La rencontre ROBERT- UNAPP s’est faite via la bien nommée « Dessine-moi une passerelle » à Strasbourg. Une même attention au « bien-être » au « développement » à « l’environnement

relationnel des enfants et des parents offrant des occasions de rencontres, de découvertes et d’expérimentations avec des adultes concernés, capables d’entrer en relation sur une certaine

durée » a constitué le socle d’une collaboration extrêmement fructueuse pour le développement du parrainage dont les effets sont toujours au travail ...

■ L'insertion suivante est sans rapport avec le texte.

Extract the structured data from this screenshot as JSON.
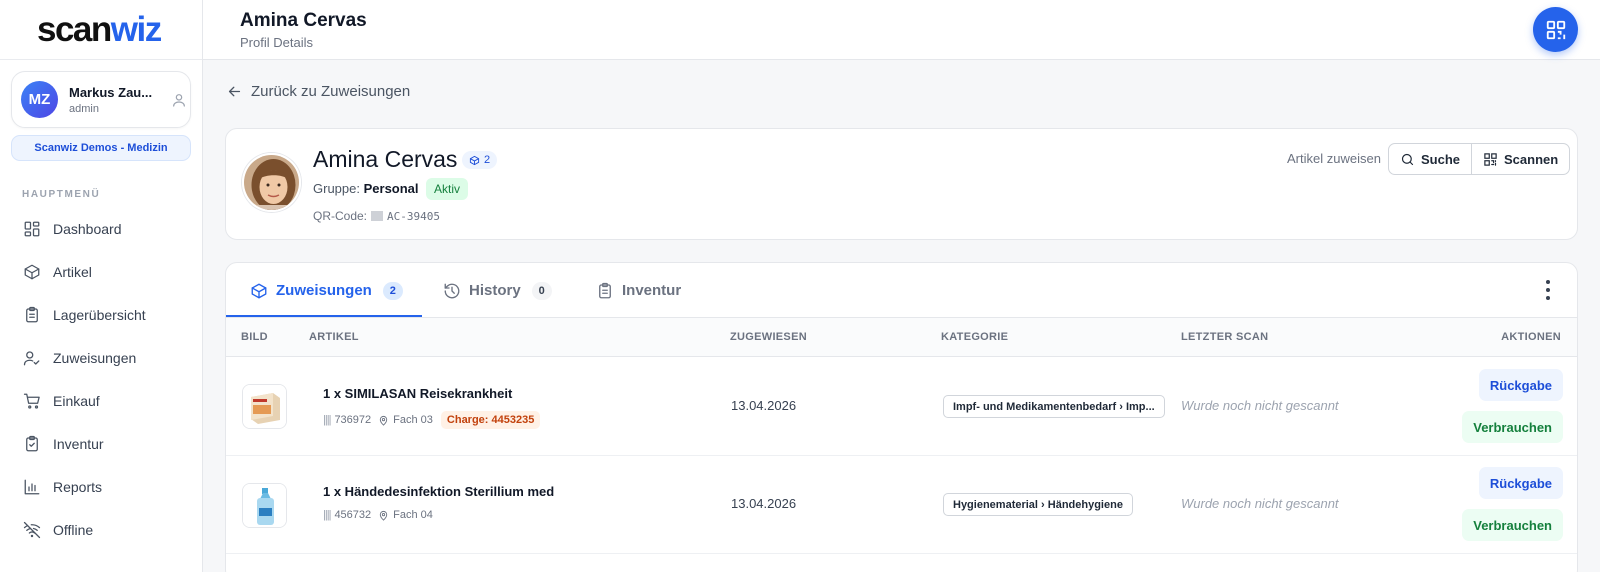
{
  "app": {
    "logo_scan": "scan",
    "logo_wiz": "wiz"
  },
  "user": {
    "initials": "MZ",
    "name": "Markus Zau...",
    "role": "admin",
    "org": "Scanwiz Demos - Medizin"
  },
  "sidebar": {
    "section_label": "HAUPTMENÜ",
    "items": [
      {
        "label": "Dashboard",
        "icon": "dashboard-icon"
      },
      {
        "label": "Artikel",
        "icon": "box-icon"
      },
      {
        "label": "Lagerübersicht",
        "icon": "clipboard-icon"
      },
      {
        "label": "Zuweisungen",
        "icon": "user-check-icon"
      },
      {
        "label": "Einkauf",
        "icon": "cart-icon"
      },
      {
        "label": "Inventur",
        "icon": "clipboard-check-icon"
      },
      {
        "label": "Reports",
        "icon": "bar-chart-icon"
      },
      {
        "label": "Offline",
        "icon": "wifi-off-icon"
      }
    ]
  },
  "header": {
    "title": "Amina Cervas",
    "subtitle": "Profil Details"
  },
  "back_link": "Zurück zu Zuweisungen",
  "profile": {
    "name": "Amina Cervas",
    "item_count": "2",
    "group_label": "Gruppe:",
    "group_value": "Personal",
    "status": "Aktiv",
    "qr_label": "QR-Code:",
    "qr_code": "AC-39405",
    "assign_label": "Artikel zuweisen",
    "search_button": "Suche",
    "scan_button": "Scannen"
  },
  "tabs": [
    {
      "label": "Zuweisungen",
      "count": "2",
      "active": true
    },
    {
      "label": "History",
      "count": "0",
      "active": false
    },
    {
      "label": "Inventur",
      "count": "",
      "active": false
    }
  ],
  "table": {
    "columns": [
      "BILD",
      "ARTIKEL",
      "ZUGEWIESEN",
      "KATEGORIE",
      "LETZTER SCAN",
      "AKTIONEN"
    ],
    "rows": [
      {
        "title": "1 x SIMILASAN Reisekrankheit",
        "barcode": "736972",
        "location": "Fach 03",
        "charge": "Charge: 4453235",
        "assigned": "13.04.2026",
        "category": "Impf- und Medikamentenbedarf › Imp...",
        "last_scan": "Wurde noch nicht gescannt",
        "return_label": "Rückgabe",
        "use_label": "Verbrauchen"
      },
      {
        "title": "1 x Händedesinfektion Sterillium med",
        "barcode": "456732",
        "location": "Fach 04",
        "charge": "",
        "assigned": "13.04.2026",
        "category": "Hygienematerial › Händehygiene",
        "last_scan": "Wurde noch nicht gescannt",
        "return_label": "Rückgabe",
        "use_label": "Verbrauchen"
      }
    ]
  },
  "colors": {
    "accent": "#2563eb",
    "active_badge": "#15803d",
    "charge": "#c2410c"
  }
}
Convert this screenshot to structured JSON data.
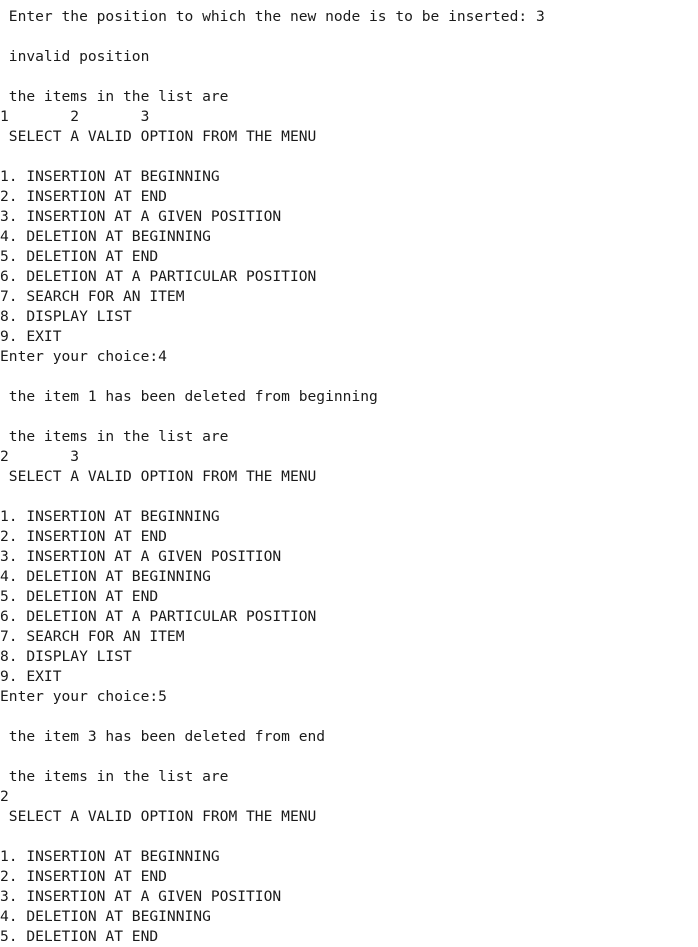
{
  "console": {
    "lines": [
      " Enter the position to which the new node is to be inserted: 3",
      "",
      " invalid position",
      "",
      " the items in the list are",
      "1       2       3",
      " SELECT A VALID OPTION FROM THE MENU",
      "",
      "1. INSERTION AT BEGINNING",
      "2. INSERTION AT END",
      "3. INSERTION AT A GIVEN POSITION",
      "4. DELETION AT BEGINNING",
      "5. DELETION AT END",
      "6. DELETION AT A PARTICULAR POSITION",
      "7. SEARCH FOR AN ITEM",
      "8. DISPLAY LIST",
      "9. EXIT",
      "Enter your choice:4",
      "",
      " the item 1 has been deleted from beginning",
      "",
      " the items in the list are",
      "2       3",
      " SELECT A VALID OPTION FROM THE MENU",
      "",
      "1. INSERTION AT BEGINNING",
      "2. INSERTION AT END",
      "3. INSERTION AT A GIVEN POSITION",
      "4. DELETION AT BEGINNING",
      "5. DELETION AT END",
      "6. DELETION AT A PARTICULAR POSITION",
      "7. SEARCH FOR AN ITEM",
      "8. DISPLAY LIST",
      "9. EXIT",
      "Enter your choice:5",
      "",
      " the item 3 has been deleted from end",
      "",
      " the items in the list are",
      "2",
      " SELECT A VALID OPTION FROM THE MENU",
      "",
      "1. INSERTION AT BEGINNING",
      "2. INSERTION AT END",
      "3. INSERTION AT A GIVEN POSITION",
      "4. DELETION AT BEGINNING",
      "5. DELETION AT END"
    ]
  }
}
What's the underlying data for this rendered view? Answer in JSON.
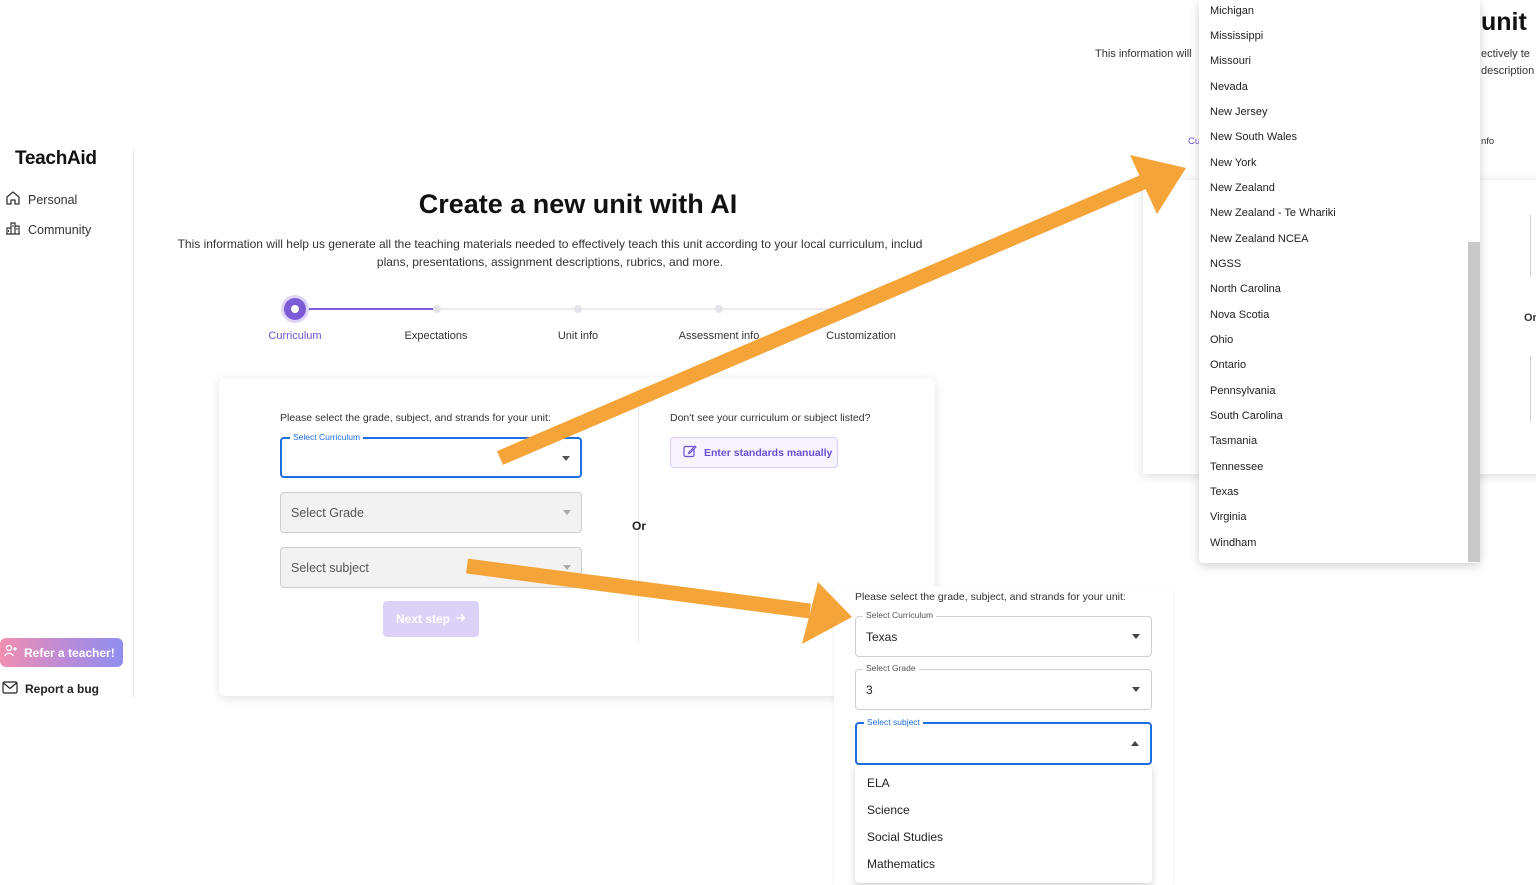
{
  "sidebar": {
    "brand": "TeachAid",
    "nav": [
      {
        "label": "Personal",
        "icon": "home-icon"
      },
      {
        "label": "Community",
        "icon": "community-icon"
      }
    ],
    "refer_label": "Refer a teacher!",
    "report_label": "Report a bug"
  },
  "main": {
    "title": "Create a new unit with AI",
    "description_line1": "This information will help us generate all the teaching materials needed to effectively teach this unit according to your local curriculum, includ",
    "description_line2": "plans, presentations, assignment descriptions, rubrics, and more.",
    "steps": [
      "Curriculum",
      "Expectations",
      "Unit info",
      "Assessment info",
      "Customization"
    ],
    "form": {
      "instruction": "Please select the grade, subject, and strands for your unit:",
      "curriculum_legend": "Select Curriculum",
      "grade_placeholder": "Select Grade",
      "subject_placeholder": "Select subject",
      "next_label": "Next step",
      "or_label": "Or",
      "manual_prompt": "Don't see your curriculum or subject listed?",
      "manual_button": "Enter standards manually"
    }
  },
  "top_right": {
    "title_fragment": "unit",
    "desc_left": "This information will",
    "desc_right_1": "ectively te",
    "desc_right_2": "description",
    "step_left": "Cu",
    "step_right": "nfo",
    "or_fragment": "Or",
    "curriculum_options": [
      "Michigan",
      "Mississippi",
      "Missouri",
      "Nevada",
      "New Jersey",
      "New South Wales",
      "New York",
      "New Zealand",
      "New Zealand - Te Whariki",
      "New Zealand NCEA",
      "NGSS",
      "North Carolina",
      "Nova Scotia",
      "Ohio",
      "Ontario",
      "Pennsylvania",
      "South Carolina",
      "Tasmania",
      "Tennessee",
      "Texas",
      "Virginia",
      "Windham"
    ]
  },
  "bottom_right": {
    "instruction": "Please select the grade, subject, and strands for your unit:",
    "curriculum_legend": "Select Curriculum",
    "curriculum_value": "Texas",
    "grade_legend": "Select Grade",
    "grade_value": "3",
    "subject_legend": "Select subject",
    "subject_options": [
      "ELA",
      "Science",
      "Social Studies",
      "Mathematics"
    ]
  },
  "colors": {
    "accent": "#7c5cd6",
    "focus": "#1f6fe0",
    "arrow": "#f5a43a"
  }
}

Écoutons Robert, professionnel fort de plus de 40 années d’expérience et Vice-Président de l’UNAPP : Trop souvent, à vouloir protéger l’enfant, on assèche autour de lui toutes les formes de relations qui pourraient contribuer à le faire grandir. Dans la recherche des meilleures conditions leur permettant de se déterminer, nous avons repéré l’esseulement de beaucoup de

parents. Cette situation est rarement la résultante d’un choix personnel. L’idée a alors germé de proposer aux familles, parent(s) et enfant(s), d’édifier ensemble un «écosystème de protection». Il s’agissait de solliciter, parmi parents, voisins, connaissances, institutions ou associations, ceux qui pouvaient accepter de partager la préoccupation du devenir des enfants, de les mobiliser pour cheminer « avec » père et mère. Cette expérience de «socialité solidaire», m’a totalement convaincu de la nécessité de promouvoir auprès des parents une dynamique de lien social qui puisse s’inscrire dans un véritable processus de co-éducation tel qu’on entend

le parrainage de proximité à l’UNAPP.

Depuis une bonne dizaine d’années nous avons exploré ensemble les pistes les plus prometteuses pour le développement de solidarités d’engagements dans lesquelles s’inscrivent historiquement, culturellement, socialement et très concrètement les relations de parrainage tout en soutenant la diversité des acteurs, des actions, des collaborations. Robert a beaucoup mis « la main à la pâte » toujours avec le souci que nous lui connaissons d’écouter, de comprendre, de débattre, d’expliquer, de partager, de « penser » pour « agir », d’inventer en faisant des liens entre les savoirs, les « savants » et les « sachants »...La fermeté de sa pensée construite au fil du temps et des rencontres a forcé le respect, ouvert des portes sans rien céder à l’essentiel pour lui comme pour chacun de nous dans le respect de notre commune humanité.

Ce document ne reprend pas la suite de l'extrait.